A Beginners Guide To ME 21 January 2013

This was originally written back in 2006,but updated with the help of Caroline Higson recently

I have read other peoples comments elsewhere & hope that my thoughts may help some who are new to the condition, having had ME for about 20 years & actually finding I have improved over the years, but am not fully recovered. I hope the information listed may help others along this difficult path.

Firstly try to find a sympathetic GP who has some interest & or insight into ME, I have learnt along with my GP over the years things that can be useful for me, the largest is that she is willing to listen and not write me off, remember you can change GPs if they are not helping, also it is possible to complain about poor service from them.

Accept that your life is going to change, often drastically, but that
ME will not kill you in itself.

Explore if you have other co-existing conditions that are treatable, I discovered as others have, that there are other health issues that could affect how ill we are and the pain and distress we deal with. I have arthritis of the neck & spine as well as RSI in my right hand & arm. Certain exercise & massage help to relieve the pain to do with the arthritis; the RSI I feel is made worse by using the computer so much. So please do think about the time you spend sat at a computer.

The new answer is technology & voice recognition. What a relief it was to find there
were other answers. Therefore this takes away some of the stress & pain that I related
inappropriately to ME, I struggle with remembering the more complex things it can do, but once set up it makes the task of writing so much easier. I use Dragon Naturally Speaking

Try to find some way to develop a more positive attitude, mine was to laugh at myself & the stupid things that I did & do even now, rather than withdraw even more, leading into greater unhappiness. Never forget that you are still a part of society and you still have a whole range of knowledge skill and experience to offer.

Be open with people about the condition & the effects it has on me, such as the fact that I need frequent breaks to rest & sleep even in my own home when we have visitors & that sometimes I cannot come out to play however much I want to. But also to allow me to decide as and when I want to test or ignore the boundaries.

To try to accept I cannot live life in the way I once did, setting myself impossible targets that others would never of expected in the first place of me.

To accept I have a disability, but then to obtain help to cope from all sorts of sources such as

Obtain a Blue Badge

Apply for a concessionary bus pass or taxi vouchers

Explore Shopmobility schemes

If employed apply to Access to Work for assistance as soon as possible, either directly or through your employer, even if self employed help is available

Claim PIP, Attendance Allowance & any other
benefits, but ideally let a professional assist with the filling in
of the form & the gathering of information to support the claim, but look at the Benefits and Work Guides

Ask for a Community Care assessment from social services, because you
are disabled & a Carers assessment for anyone who provides care to
you ( don't tell them initially what help you need that's their job &
you are entitled to the assessment by law).

Ask for an assessment by an occupational therapist or contact
Disabled Living Service in Manchester or the local branch where you live,to see what help is available in practical terms, such as bottle openers, chairs, bath aids ( don't
go out & spend lots of money when you may be entitled to these free
of charge)

Check out with others what sorts of treatments seem to work, beware
of expensive ones that nobody seems to improve from, or nobody else
has heard of. Personally I have been receiving treatment from Dr Raymond Perrin and Gail Sumner for some years and it has worked for me, but thats only my experiance

The biggy is try to PACE yourself & set realistic limits on what you
can do, yes you will have good days & sometimes get away with over
exertion, but if you have a relapse through bloody mindedness how
does that help how you feel ( boy do I know this one)

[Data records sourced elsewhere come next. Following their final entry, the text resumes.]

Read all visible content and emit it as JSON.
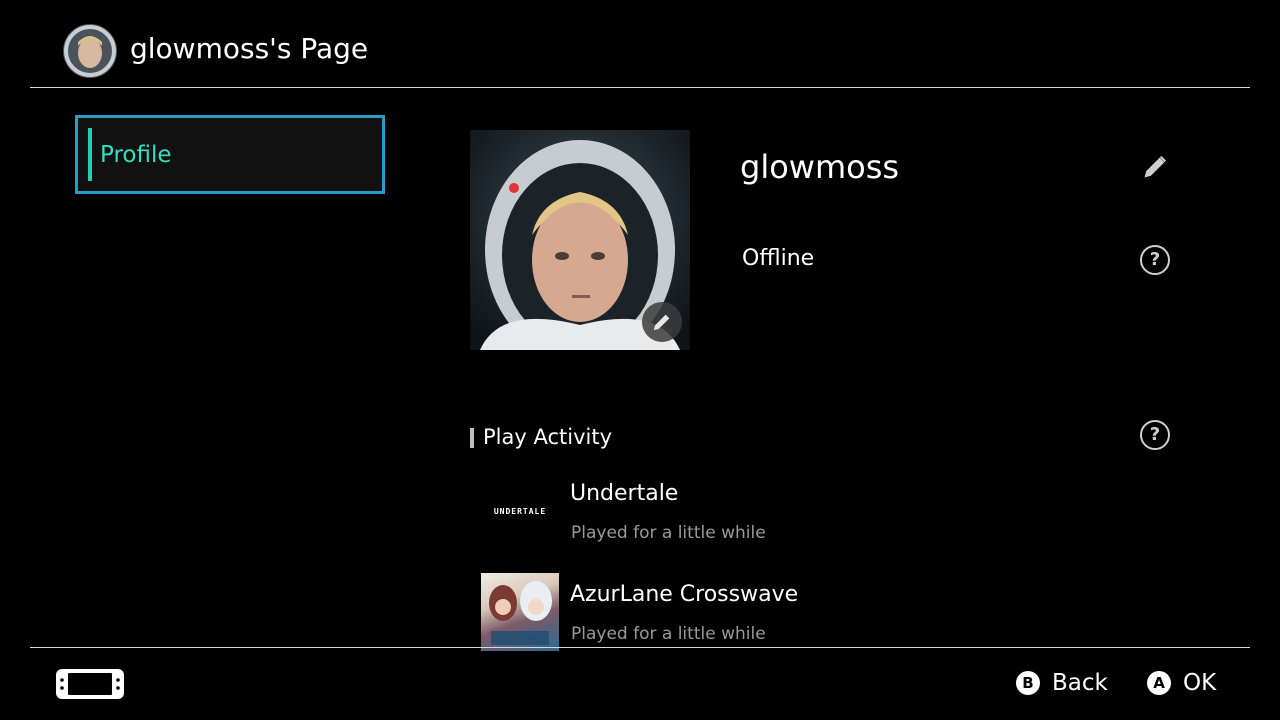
{
  "header": {
    "title": "glowmoss's Page",
    "avatar_icon": "user-avatar"
  },
  "sidebar": {
    "items": [
      {
        "label": "Profile",
        "selected": true
      }
    ]
  },
  "profile": {
    "username": "glowmoss",
    "status": "Offline",
    "edit_icon": "pencil-icon",
    "help_icon": "question-circle-icon"
  },
  "play_activity": {
    "title": "Play Activity",
    "games": [
      {
        "title": "Undertale",
        "subtitle": "Played for a little while",
        "thumb_text": "UNDERTALE"
      },
      {
        "title": "AzurLane Crosswave",
        "subtitle": "Played for a little while"
      }
    ]
  },
  "footer": {
    "back": {
      "glyph": "B",
      "label": "Back"
    },
    "ok": {
      "glyph": "A",
      "label": "OK"
    }
  },
  "colors": {
    "selection_border": "#2a9bc9",
    "selection_text": "#33e0bf",
    "subtext": "#9a9a9a"
  }
}
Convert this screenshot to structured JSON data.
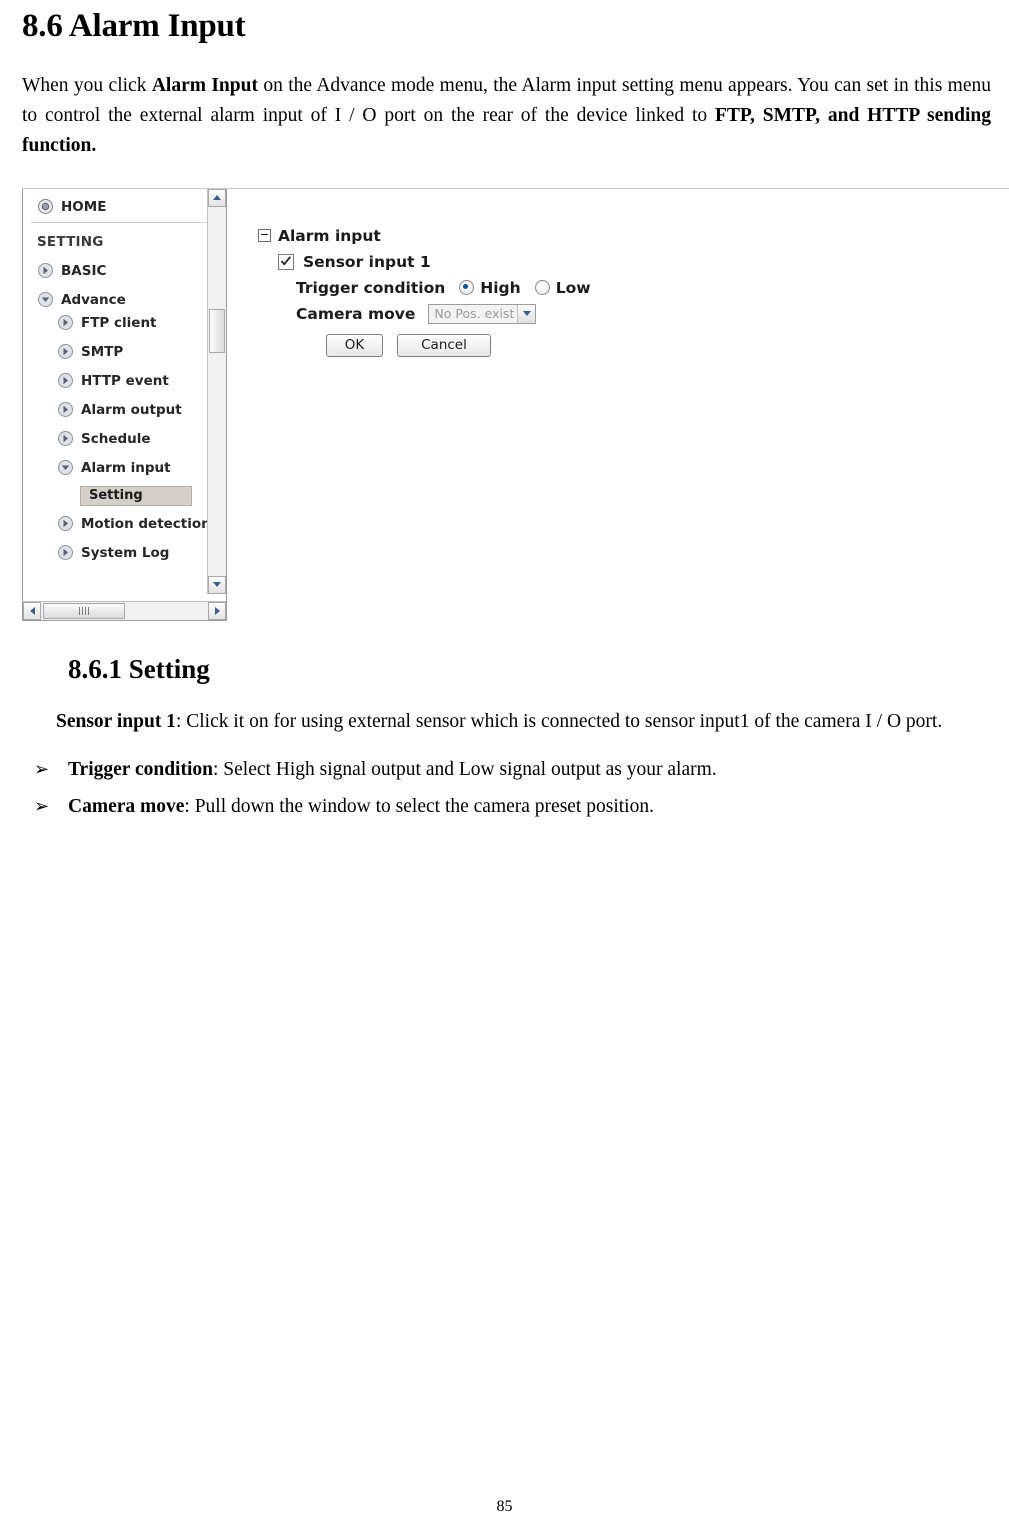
{
  "section": {
    "title": "8.6 Alarm Input",
    "intro_parts": [
      {
        "t": "When you click ",
        "b": false
      },
      {
        "t": "Alarm Input",
        "b": true
      },
      {
        "t": " on the Advance mode menu, the Alarm input setting menu appears. You can set in this menu to control the external alarm input of I / O port on the rear of the device linked to ",
        "b": false
      },
      {
        "t": "FTP, SMTP, and HTTP sending function.",
        "b": true
      }
    ]
  },
  "screenshot": {
    "tree": {
      "home": "HOME",
      "setting_header": "SETTING",
      "items": [
        {
          "label": "BASIC",
          "icon": "arrow-right-icon"
        },
        {
          "label": "Advance",
          "icon": "arrow-down-icon"
        },
        {
          "label": "FTP client",
          "icon": "arrow-right-icon"
        },
        {
          "label": "SMTP",
          "icon": "arrow-right-icon"
        },
        {
          "label": "HTTP event",
          "icon": "arrow-right-icon"
        },
        {
          "label": "Alarm output",
          "icon": "arrow-right-icon"
        },
        {
          "label": "Schedule",
          "icon": "arrow-right-icon"
        },
        {
          "label": "Alarm input",
          "icon": "arrow-down-icon"
        },
        {
          "label": "Motion detection",
          "icon": "arrow-right-icon"
        },
        {
          "label": "System Log",
          "icon": "arrow-right-icon"
        }
      ],
      "selected_child": "Setting"
    },
    "form": {
      "group_title": "Alarm input",
      "sensor_input_label": "Sensor input 1",
      "sensor_input_checked": true,
      "trigger_condition_label": "Trigger condition",
      "trigger_high_label": "High",
      "trigger_low_label": "Low",
      "trigger_selected": "High",
      "camera_move_label": "Camera move",
      "camera_move_value": "No Pos. exist",
      "ok_label": "OK",
      "cancel_label": "Cancel"
    }
  },
  "subsection": {
    "title": "8.6.1 Setting",
    "paragraph_parts": [
      {
        "t": "Sensor input 1",
        "b": true
      },
      {
        "t": ": Click it on for using external sensor which is connected to sensor input1 of the camera I / O port.",
        "b": false
      }
    ],
    "bullets": [
      {
        "marker": "➢",
        "parts": [
          {
            "t": "Trigger condition",
            "b": true
          },
          {
            "t": ": Select High signal output and Low signal output as your alarm.",
            "b": false
          }
        ]
      },
      {
        "marker": "➢",
        "parts": [
          {
            "t": "Camera move",
            "b": true
          },
          {
            "t": ": Pull down the window to select the camera preset position.",
            "b": false
          }
        ]
      }
    ]
  },
  "footer": {
    "page_number": "85"
  }
}
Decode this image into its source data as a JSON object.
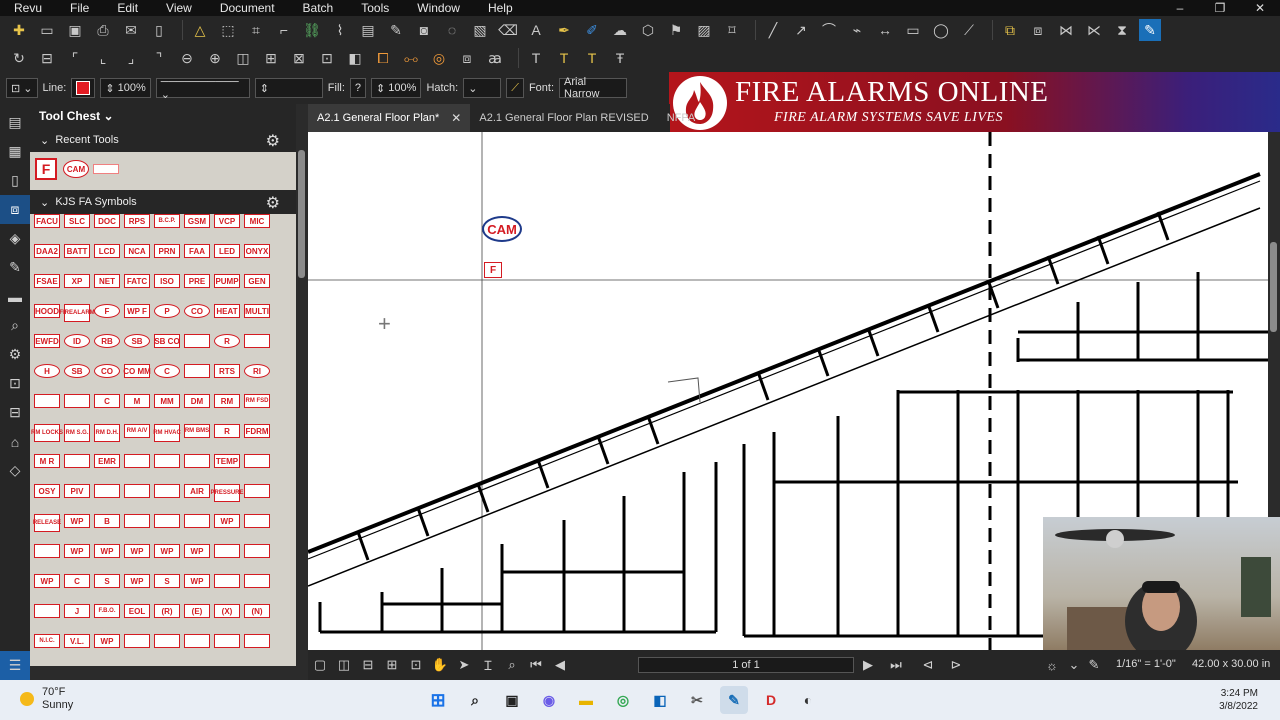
{
  "menu": [
    "Revu",
    "File",
    "Edit",
    "View",
    "Document",
    "Batch",
    "Tools",
    "Window",
    "Help"
  ],
  "window_controls": {
    "minimize": "–",
    "restore": "❐",
    "close": "✕"
  },
  "properties": {
    "line_label": "Line:",
    "line_opacity": "100%",
    "fill_label": "Fill:",
    "fill_value": "?",
    "fill_opacity": "100%",
    "hatch_label": "Hatch:",
    "font_label": "Font:",
    "font_value": "Arial Narrow",
    "line_color": "#e21b22"
  },
  "banner": {
    "title": "FIRE ALARMS ONLINE",
    "subtitle": "FIRE ALARM SYSTEMS SAVE LIVES"
  },
  "panel": {
    "title": "Tool Chest",
    "recent_title": "Recent Tools",
    "recent_items": [
      "F",
      "CAM",
      ""
    ],
    "section_title": "KJS FA Symbols",
    "rows": [
      [
        "FACU",
        "SLC",
        "DOC",
        "RPS",
        "B.C.P.",
        "GSM",
        "VCP",
        "MIC"
      ],
      [
        "DAA2",
        "BATT",
        "LCD",
        "NCA",
        "PRN",
        "FAA",
        "LED",
        "ONYX"
      ],
      [
        "FSAE",
        "XP",
        "NET",
        "FATC",
        "ISO",
        "PRE",
        "PUMP",
        "GEN"
      ],
      [
        "HOOD",
        "FIREALARM",
        "F",
        "WP F",
        "P",
        "CO",
        "HEAT",
        "MULTI"
      ],
      [
        "EWFD",
        "ID",
        "RB",
        "SB",
        "SB CO",
        "",
        "R",
        ""
      ],
      [
        "H",
        "SB",
        "CO",
        "CO MM",
        "C",
        "",
        "RTS",
        "RI"
      ],
      [
        "",
        "",
        "C",
        "M",
        "MM",
        "DM",
        "RM",
        "RM FSD"
      ],
      [
        "RM LOCKS",
        "RM S.G.",
        "RM D.H.",
        "RM A/V",
        "RM HVAC",
        "RM BMS",
        "R",
        "FDRM"
      ],
      [
        "M R",
        "",
        "EMR",
        "",
        "",
        "",
        "TEMP",
        ""
      ],
      [
        "OSY",
        "PIV",
        "",
        "",
        "",
        "AIR",
        "PRESSURE",
        ""
      ],
      [
        "RELEASE",
        "WP",
        "B",
        "",
        "",
        "",
        "WP",
        ""
      ],
      [
        "",
        "WP",
        "WP",
        "WP",
        "WP",
        "WP",
        "",
        ""
      ],
      [
        "WP",
        "C",
        "S",
        "WP",
        "S",
        "WP",
        "",
        ""
      ],
      [
        "",
        "J",
        "F.B.O.",
        "EOL",
        "(R)",
        "(E)",
        "(X)",
        "(N)"
      ],
      [
        "N.I.C.",
        "V.L.",
        "WP",
        "",
        "",
        "",
        "",
        ""
      ]
    ]
  },
  "tabs": [
    {
      "label": "A2.1 General Floor Plan*",
      "active": true
    },
    {
      "label": "A2.1 General Floor Plan REVISED",
      "active": false
    },
    {
      "label": "NFPA",
      "active": false
    }
  ],
  "canvas": {
    "cam_label": "CAM",
    "f_label": "F"
  },
  "status": {
    "page": "1 of 1",
    "scale": "1/16\" = 1'-0\"",
    "size": "42.00 x 30.00 in"
  },
  "taskbar": {
    "temp": "70°F",
    "condition": "Sunny",
    "time": "3:24 PM",
    "date": "3/8/2022"
  }
}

I found that a support network of people who I could ring & chat to even if I could not get out helped with the isolation, but also who would ring me made me feel valued.

Remember that you are still a person in your own right & not a victim, & are entitled to opinions & views about your life & society as well as the things that are important to you, despite the fact sometimes stringing a couple of sentences together may be difficult to do

I was reminded the other week that most of us did have a career & life before ME and some still do so we still have things to offer to our friends family work & society, although we have to sometimes pick when & where.

Obviously these are only some of my thoughts & may not be appropriate for others or maybe will provoke discussion, but at the same time I hope may ring a bell & help some along the path of coping with ME.

Guess what my back is now aching so will close but be interested in people’s comments.